Michael Jordan, o esportista que se tornou uma máquina de fazer dinheiro

No último ano MJ ganhou US$ 80 milhões (R$ 157 milhões) apenas com patrocinadores

GUILHERME DORINI E MARCIUS AZEVEDO, O Estado de S. Paulo

16 de fevereiro de 2013 | 15h47

SÃO PAULO - "Michael Jordan é para a indústria de artigos esportivos o que Nathan Hale, Patrick Henry, Che Guevara e Mao Tsé-Tung foram para o mundo da política".

A frase é de Phil Knight, fundador da Nike, empresa que fechou o primeiro contrato com o jogador em 1984, antes mesmo de ele ser escolhido pelo Chicago Bulls no draft e ingressar na NBA, e resume o que representa Michael Jordan também fora das quadras.

Ele sempre será considerado uma máquina de fazer dinheiro. No último ano, apenas com Nike, Gatorade, Hanes, Upper Deck, 2K Sports, Presbyterian Healthcare e Five Star Fragrances, com quem tem contrato, MJ ganhou US$ 80 milhões (R$ 157 milhões).

A Nike reconheceu esta mina de ouro antes da concorrência. O primeiro contrato foi assinado em 1984, válido por cinco anos, com um valor anual de US$ 500 mil (R$ 978 mil atuais), além de royalties. Já no segundo ano do acordo, a empresa norte-americana lançou a marca Air Jordan, exclusiva do jogador. Somente no primeiro ano o retorno foi de US$ 153 milhões (R$ 299 milhões).

Os produtos com o nome dele chegaram a responder por 4% do faturamento anual da multinacional, algo em torno de US$ 400 milhões (R$ 782 milhões). Não à toa, em 1985, segundo ano de vigência do contrato com Jordan, a empresa norte-americana fechou um contrato vitalício com MJ.

Jordan participou de 50 comerciais da Nike e teve criado 28 modelos diferentes de tênis, que hoje são utilizados até por atletas de outros esportes, entre eles Derek Jeter (beisebol e Michael Crabtree (futebol americano), além de é claro de jogadores de basquete, como Chris Paul, Joe Johnson e Carmelo Anthony.

Desde que estreou na liga americana, MJ foi figurinha carimbada em diversos produtos licenciados. Foram vendidas milhares de bolas de basquete, camisetas, chaveiros, relógios, entre outros produtos com sua imagem. As vendas envolvendo a marca Jordan somam até hoje US$ 1,2 bilhão.

O astro participou ainda do videoclipe "Jam" em 1992, ao lado do rei do pop, Michael Jackson, que ensinou passos de dança para MJ e aprendeu um pouco da magia do basquete, e invadiu as telonas em 1996. Ele participou do filme Space Jam, onde interpretou a si mesmo e contracenava com os famosos personagens dos Looney Tunes, como o Pernalonga e o Patolino.
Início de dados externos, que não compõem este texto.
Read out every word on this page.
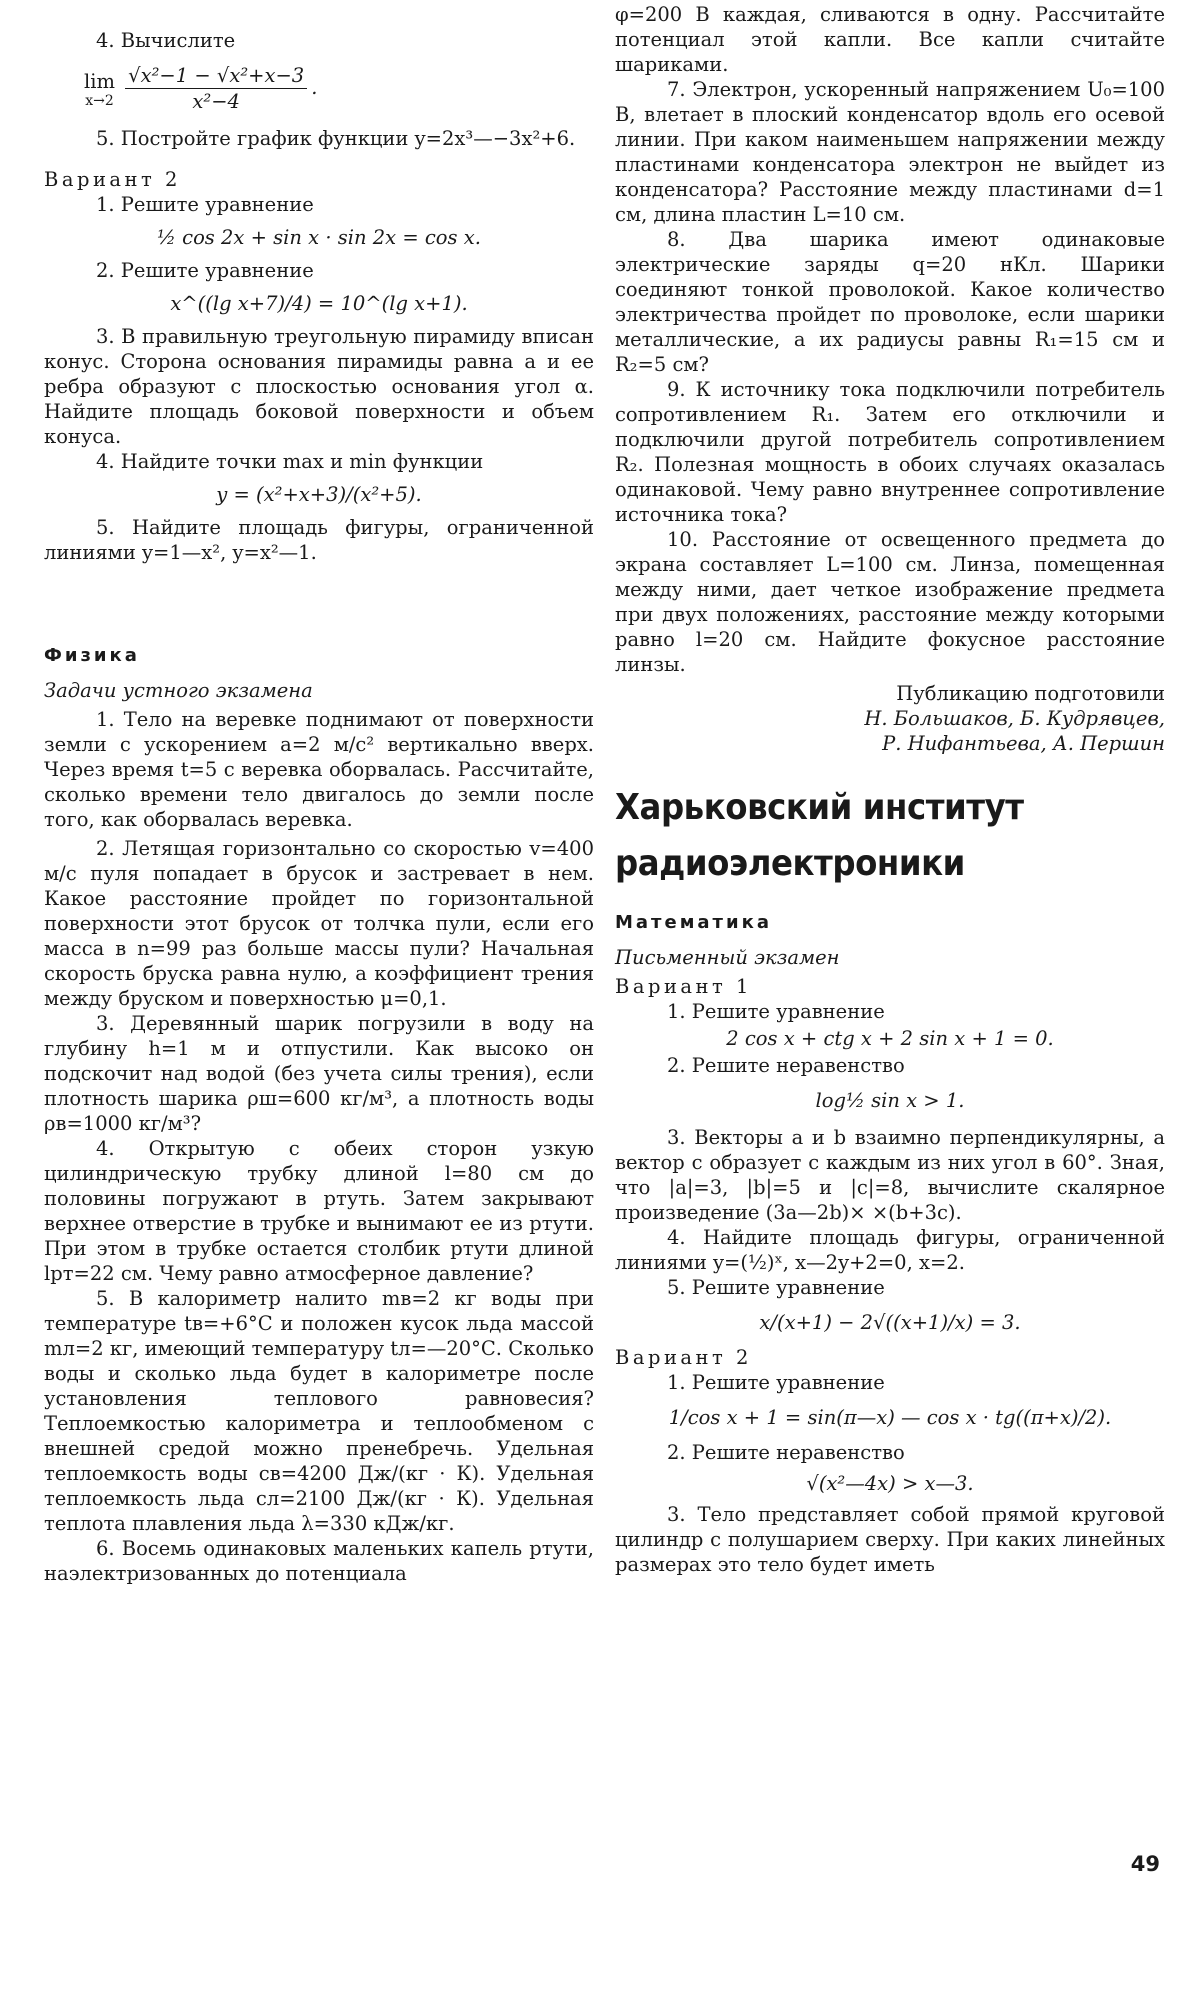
4. Вычислите

lim
x→2
$\frac{\text{√x²−1 − √x²+x−3}}{\text{x²−4}}$ .

5. Постройте график функции y=2x³—−3x²+6.

Вариант 2

1. Решите уравнение

½ cos 2x + sin x · sin 2x = cos x.

2. Решите уравнение

x^((lg x+7)/4) = 10^(lg x+1).

3. В правильную треугольную пирамиду вписан конус. Сторона основания пирамиды равна a и ее ребра образуют с плоскостью основания угол α. Найдите площадь боковой поверхности и объем конуса.

4. Найдите точки max и min функции

y = (x²+x+3)/(x²+5).

5. Найдите площадь фигуры, ограниченной линиями y=1—x², y=x²—1.

Физика

Задачи устного экзамена

1. Тело на веревке поднимают от поверхности земли с ускорением a=2 м/с² вертикально вверх. Через время t=5 с веревка оборвалась. Рассчитайте, сколько времени тело двигалось до земли после того, как оборвалась веревка.

2. Летящая горизонтально со скоростью v=400 м/с пуля попадает в брусок и застревает в нем. Какое расстояние пройдет по горизонтальной поверхности этот брусок от толчка пули, если его масса в n=99 раз больше массы пули? Начальная скорость бруска равна нулю, а коэффициент трения между бруском и поверхностью μ=0,1.

3. Деревянный шарик погрузили в воду на глубину h=1 м и отпустили. Как высоко он подскочит над водой (без учета силы трения), если плотность шарика ρш=600 кг/м³, а плотность воды ρв=1000 кг/м³?

4. Открытую с обеих сторон узкую цилиндрическую трубку длиной l=80 см до половины погружают в ртуть. Затем закрывают верхнее отверстие в трубке и вынимают ее из ртути. При этом в трубке остается столбик ртути длиной lрт=22 см. Чему равно атмосферное давление?

5. В калориметр налито mв=2 кг воды при температуре tв=+6°С и положен кусок льда массой mл=2 кг, имеющий температуру tл=—20°С. Сколько воды и сколько льда будет в калориметре после установления теплового равновесия? Теплоемкостью калориметра и теплообменом с внешней средой можно пренебречь. Удельная теплоемкость воды св=4200 Дж/(кг · К). Удельная теплоемкость льда сл=2100 Дж/(кг · К). Удельная теплота плавления льда λ=330 кДж/кг.

6. Восемь одинаковых маленьких капель ртути, наэлектризованных до потенциала

φ=200 В каждая, сливаются в одну. Рассчитайте потенциал этой капли. Все капли считайте шариками.

7. Электрон, ускоренный напряжением U₀=100 В, влетает в плоский конденсатор вдоль его осевой линии. При каком наименьшем напряжении между пластинами конденсатора электрон не выйдет из конденсатора? Расстояние между пластинами d=1 см, длина пластин L=10 см.

8. Два шарика имеют одинаковые электрические заряды q=20 нКл. Шарики соединяют тонкой проволокой. Какое количество электричества пройдет по проволоке, если шарики металлические, а их радиусы равны R₁=15 см и R₂=5 см?

9. К источнику тока подключили потребитель сопротивлением R₁. Затем его отключили и подключили другой потребитель сопротивлением R₂. Полезная мощность в обоих случаях оказалась одинаковой. Чему равно внутреннее сопротивление источника тока?

10. Расстояние от освещенного предмета до экрана составляет L=100 см. Линза, помещенная между ними, дает четкое изображение предмета при двух положениях, расстояние между которыми равно l=20 см. Найдите фокусное расстояние линзы.

Публикацию подготовили

Н. Большаков, Б. Кудрявцев,

Р. Нифантьева, А. Першин

Харьковский институт
радиоэлектроники

Математика

Письменный экзамен

Вариант 1

1. Решите уравнение

2 cos x + ctg x + 2 sin x + 1 = 0.

2. Решите неравенство

log½ sin x > 1.

3. Векторы a и b взаимно перпендикулярны, а вектор c образует с каждым из них угол в 60°. Зная, что |a|=3, |b|=5 и |c|=8, вычислите скалярное произведение (3a—2b)× ×(b+3c).

4. Найдите площадь фигуры, ограниченной линиями y=(½)ˣ, x—2y+2=0, x=2.

5. Решите уравнение

x/(x+1) − 2√((x+1)/x) = 3.

Вариант 2

1. Решите уравнение

1/cos x + 1 = sin(π—x) — cos x · tg((π+x)/2).

2. Решите неравенство

√(x²—4x) > x—3.

3. Тело представляет собой прямой круговой цилиндр с полушарием сверху. При каких линейных размерах это тело будет иметь

49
A película foi um sucesso de bilheteria, faturou mais de US$ 90 milhões (R$ 176 milhões) somente nos Estados Unidos e mais de US$ 140 milhões (R$ 274 milhões) em todo o mundo.

HOMENAGENS

Como comemoração aos 50 anos do ídolo, a editora Fantagraphics Books lançará uma revista em quadrinhos com o ex-atleta como personagem principal. A publicação, idealizada pelo renomado cartunista porto-riquenho Wilfred Santiago, terá o nome de Michael Jordan: Bull on Parade.

O gibi contará a história de Jordan: um jovem nascido no Brooklyn, em Nova Iorque, que se mudou com a família para a Carolina do Norte e se transformou em um dos maiores ícones no cenário esportivo e mundial.

Já a Enterbay, empresa especializada em réplicas de famosos em miniatura, lançou uma edição limitada como forma de agradecimento. O preço inicial era de R$ 553 e foram produzidas apenas duas mil unidades. O lançamento foi realizado em Hong Kong, no dia 26 de janeiro e contou com cerca de mil pessoas na fila.